Nel suo animo non si aprì uno spiraglio di serenità o soddisfazione; al contrario, Melanie sentì quel moto crescere, inarrestabile, inoppugnabile, pervaderle le membra, risalirle la gabbia toracica, elettrizzarle i capelli, scorrerle nelle braccia, martellare i polsi. Un’energia nuova, ma non sconosciuta, le caricava le dita.
Ne voleva ancora.
A quel pugno ne seguirono altri, una mitragliata di colpi indirizzati a viso, stomaco, addome. Ed ogni volta che le sue nocche cozzavano contro quei denti perfetti, ogni volta che Cindy gridava, implorandola di smetterla – perché le faceva male, Melanie, basta, per favore, basta – per ogni spacco che apriva sulle labbra di petali, per ogni zampillo di sangue che creava – chi era la sfigata, ora? La poveraccia? La pazza? – Melanie provava piacere.
Era un amplesso di brutalità, un turbine di cieco odio e lucida beatitudine.
Lo vedeva solo di sfuggita, il suo braccio che meccanicamente si alzava ed abbassava, in un gesto ormai regolare, mentre i suoi vestiti si imbrattavano di gocce di sangue.  
Infine, qualcuno le calò una mano sulla spalla, allontanandola di peso dalla sua vittima.
La voce di Mister Buckner la trapassò da parte a parte.
«Prescott, ma cosa credi di fare?»
Era in piedi, adesso, ansimante come un toro prima della corrida. I contorni sfocati dei corridoi scolastici si materializzarono, tornando ad acquisire a poco a poco consistenza, nitidezza.
Il suo sguardo incrociò quello di Isaac, che la teneva saldamente per una spalla.
Appariva allibito. La scrutava come in cerca di un briciolo di umanità residua, come ad accertarsi che dentro, da qualche parte, ci fosse ancora la Melanie che conosceva.
Una ragazza si fece avanti, puntandole il dito contro: «Mister Buckner, ha iniziato lei. Ha quasi massacrato Cindy di botte.»
L’altra non aveva nemmeno la forza di difendersi, come ipnotizzata in uno stato di irrealtà, lontana mille miglia da quel luogo, da quella situazione. Cindy giaceva sul pavimento, entrambe le mani raccolte a coppa davanti al naso, si rigirava tra gemiti di dolore.
Era stata lei? Era stata proprio lei a farlo?

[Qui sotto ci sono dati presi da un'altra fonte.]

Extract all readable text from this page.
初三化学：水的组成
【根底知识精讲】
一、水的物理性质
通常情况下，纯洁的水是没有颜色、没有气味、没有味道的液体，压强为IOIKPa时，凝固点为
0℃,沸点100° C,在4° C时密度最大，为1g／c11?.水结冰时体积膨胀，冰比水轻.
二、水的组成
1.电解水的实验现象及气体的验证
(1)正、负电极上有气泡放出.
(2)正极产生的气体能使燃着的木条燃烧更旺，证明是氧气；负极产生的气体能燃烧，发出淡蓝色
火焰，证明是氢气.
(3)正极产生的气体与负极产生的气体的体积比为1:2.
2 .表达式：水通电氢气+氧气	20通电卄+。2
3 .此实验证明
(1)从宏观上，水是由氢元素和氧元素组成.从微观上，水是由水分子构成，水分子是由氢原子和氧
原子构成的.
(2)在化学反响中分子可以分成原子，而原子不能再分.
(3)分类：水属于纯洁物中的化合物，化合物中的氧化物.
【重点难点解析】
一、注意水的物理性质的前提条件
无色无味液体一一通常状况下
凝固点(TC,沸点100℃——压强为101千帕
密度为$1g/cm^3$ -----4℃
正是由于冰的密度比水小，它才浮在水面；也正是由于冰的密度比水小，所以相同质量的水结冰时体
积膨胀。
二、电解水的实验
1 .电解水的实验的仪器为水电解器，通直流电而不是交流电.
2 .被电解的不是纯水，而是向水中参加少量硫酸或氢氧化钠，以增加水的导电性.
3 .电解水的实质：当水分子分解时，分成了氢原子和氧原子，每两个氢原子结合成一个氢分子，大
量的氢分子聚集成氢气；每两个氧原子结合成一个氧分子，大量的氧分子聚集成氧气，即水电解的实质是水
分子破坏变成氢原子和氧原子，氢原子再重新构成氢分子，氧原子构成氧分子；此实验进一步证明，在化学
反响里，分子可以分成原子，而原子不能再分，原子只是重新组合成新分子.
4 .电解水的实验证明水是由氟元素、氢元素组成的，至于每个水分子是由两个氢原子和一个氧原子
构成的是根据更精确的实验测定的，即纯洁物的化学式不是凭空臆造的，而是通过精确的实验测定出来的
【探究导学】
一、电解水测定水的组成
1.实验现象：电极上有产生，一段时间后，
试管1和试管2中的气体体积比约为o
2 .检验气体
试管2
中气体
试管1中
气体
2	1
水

Melanie non riusciva a crederci.
«Coraggio, in infermeria. Tutte e due», ordinò l’istruttore, tirandola per il braccio.
In breve il corridoio fu sgomberato, il nugolo di studenti sciolto nelle altre alee dell’edificio, a far circolare la voce, la nuova succulenta notizia di cui si sarebbe discusso per settimane.    
Sulla vetrina della bacheca rimaneva solo un vortice di crepe.